Please also refer to general requirements for prescribing durable medical equipment (DME).

Group 1 - Alternating pressure pads and pump & gel overlay

(E0181-E0189, E0196-E0199, and A4640)

One of the following criteria must be met:

  1. Patient is completely immobile--i.e. patient cannot make changes in body position without assistance

  2. Patient has limited mobility--i.e. patient cannot independently make changes in body position significant enough to alleviate pressure, and at least one of conditions listed below

  3. Patient has any stage pressure ulcer on the trunk or pelvis and at least one of conditions below:

    • Impaired nutritional status
    • Fecal or urinary incontinence
    • Altered sensory perception
    • Compromised circulatory status

Medical record must document the severity of the condition sufficiently to demonstrate the medical necessity for a pressure reducing support surface.

Group 2 - Low air loss mattresses

(E0181-E0189, E0196-E0199, and A4640)

At least one of the following criteria must be met:

  1. Patient has multiple stage II pressure ulcers on the trunk or pelvis, which have not improved in the past month, during which the patient has been on a comprehensive ulcer treatment program including each of the following:

    • Use of an appropriate group 1 support surface
    • Regular assessment by a nurse, physician, or other licensed healthcare practitioner
    • Appropriate turning and positioning
    • Appropriate wound care
    • Appropriate management of moisture/incontinence
    • Nutritional assessment and intervention consistent with the overall plan of care
  2. Patient has large or multiple stage III or IV pressure ulcer(s) on the trunk or pelvis.

  3. Patient had a myocutaneous flap or skin graft for a pressure ulcer on the trunk or pelvis within the past 60 days and has been on a group 2 or 3 support surface immediately prior to discharge from a hospital or nursing facility within the past 30 days.

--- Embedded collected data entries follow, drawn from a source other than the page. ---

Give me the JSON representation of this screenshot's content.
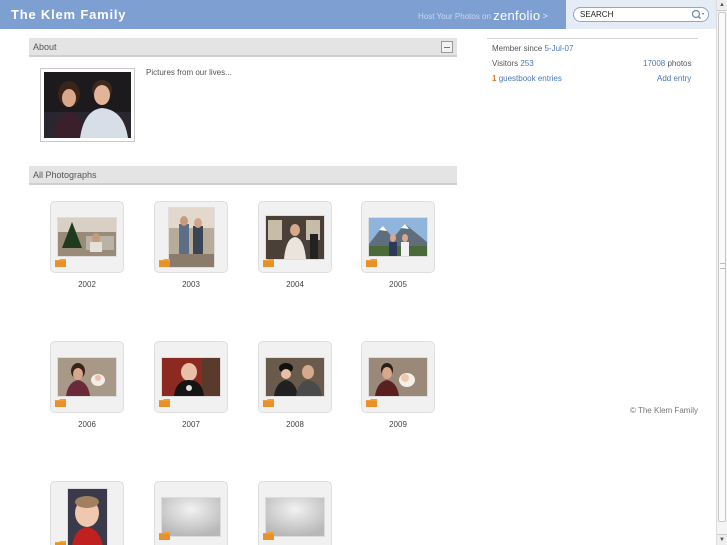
{
  "site": {
    "title": "The Klem Family"
  },
  "promo": {
    "prefix": "Host Your Photos on",
    "logo": "zenfolio",
    "arrow": ">"
  },
  "search": {
    "placeholder": "SEARCH"
  },
  "about": {
    "heading": "About",
    "description": "Pictures from our lives..."
  },
  "gallery": {
    "heading": "All Photographs",
    "folders": [
      {
        "label": "2002"
      },
      {
        "label": "2003"
      },
      {
        "label": "2004"
      },
      {
        "label": "2005"
      },
      {
        "label": "2006"
      },
      {
        "label": "2007"
      },
      {
        "label": "2008"
      },
      {
        "label": "2009"
      },
      {
        "label": ""
      },
      {
        "label": ""
      },
      {
        "label": ""
      }
    ]
  },
  "sidebar": {
    "member_since_label": "Member since",
    "member_since_value": "5-Jul-07",
    "visitors_label": "Visitors",
    "visitors_value": "253",
    "photos_count": "17008",
    "photos_label": "photos",
    "guestbook_count": "1",
    "guestbook_label": "guestbook entries",
    "add_entry": "Add entry"
  },
  "footer": {
    "copyright": "© The Klem Family"
  },
  "colors": {
    "topbar": "#7d9fd2",
    "link": "#4a78b8",
    "accent": "#e0782c",
    "folder": "#f0a030"
  }
}
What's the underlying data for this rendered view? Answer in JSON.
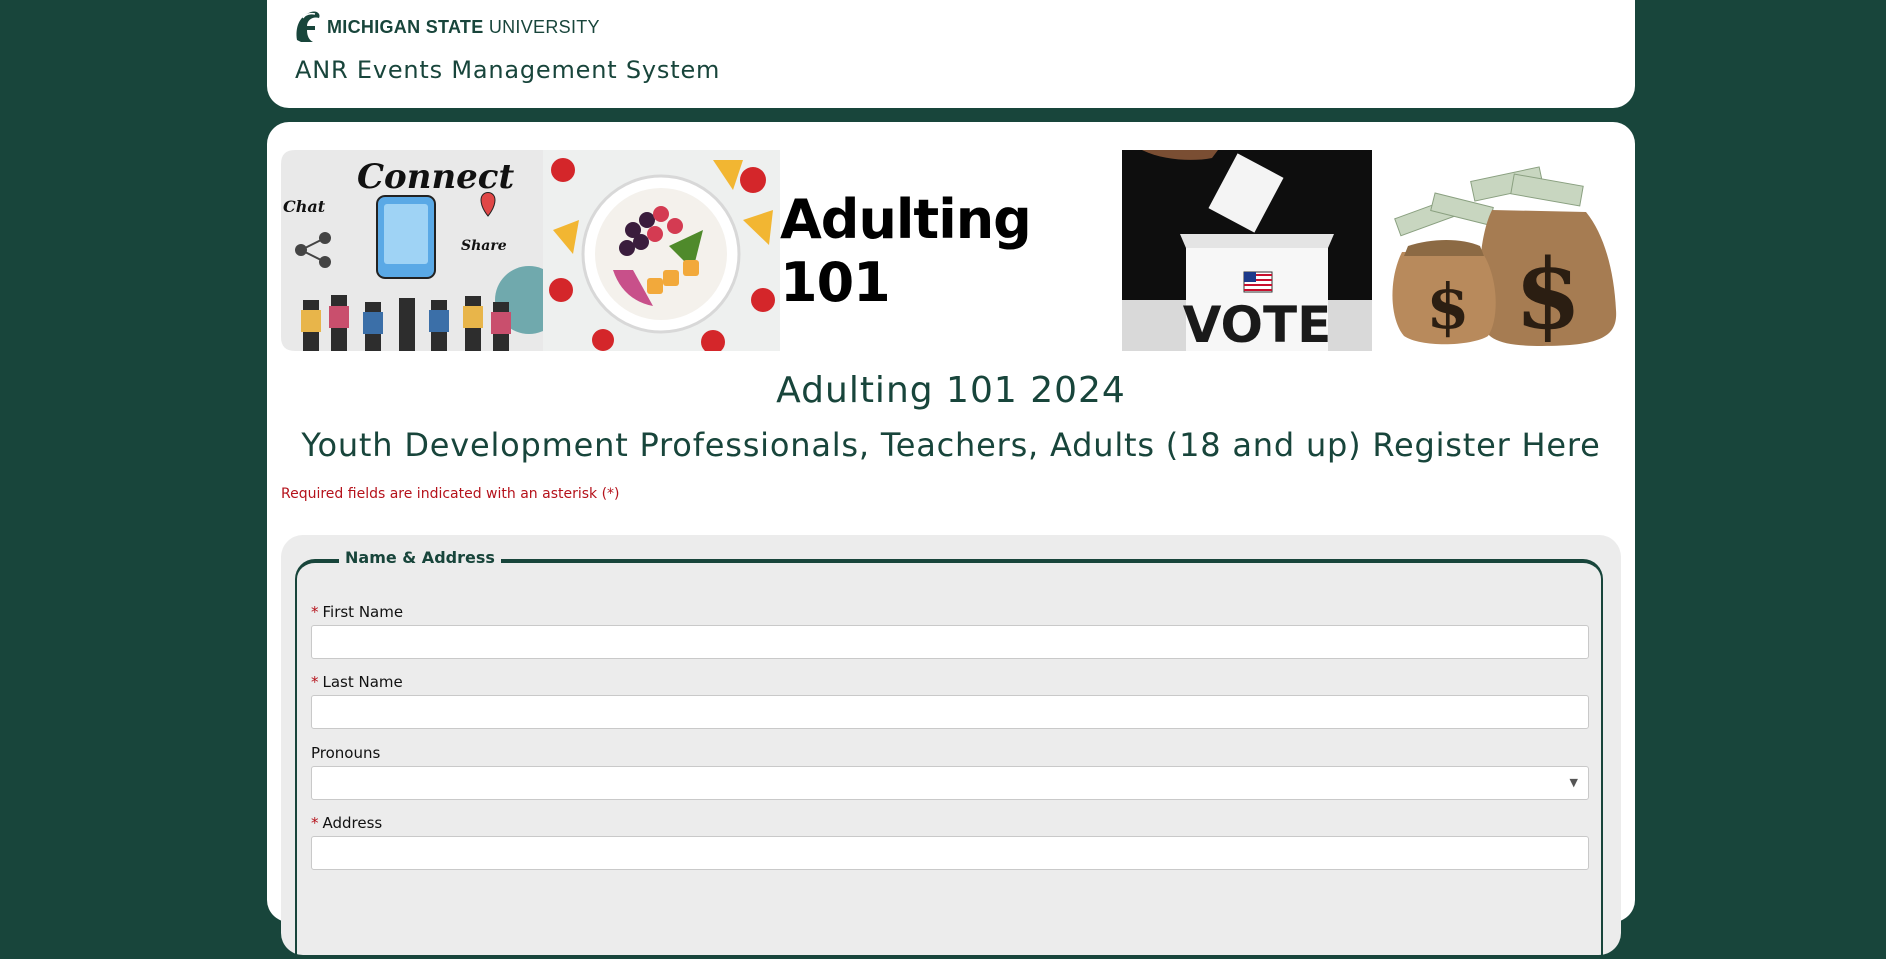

Coverage for group 2 surfaces following a myocutaneous flap or skin graft is generally limited to 60 days from the date of surgery.

Group 3 - Air-fluidized silicone bead beds

Criteria for coverage by US Medicare

Immobile patients with stage 3 or stage 4 pressure ulcers who

  • Would require institutionalization if the device were not provided

OR

  • Have previously failed therapy with a group 2 device

Monthly, detailed documentation must be submitted to US Medicare to acquire and retain Group 3 support surfaces in the home. Include the following:

  • Wound care is comprehensive
  • Direct wound care management with qualified staff
  • Limitation of incontinence associated moisture
  • Nutritional support
  • Dedicated, responsive caregivers*

* N.B. Caregivers must be able to respond quickly to a malfunctioning Group 3 bed which has lost power or is leaking air. Nonfunctioning Group 3 bed systems, which become rock-hard when air is lost or non-circulating, can cause expansion of a wound in hours.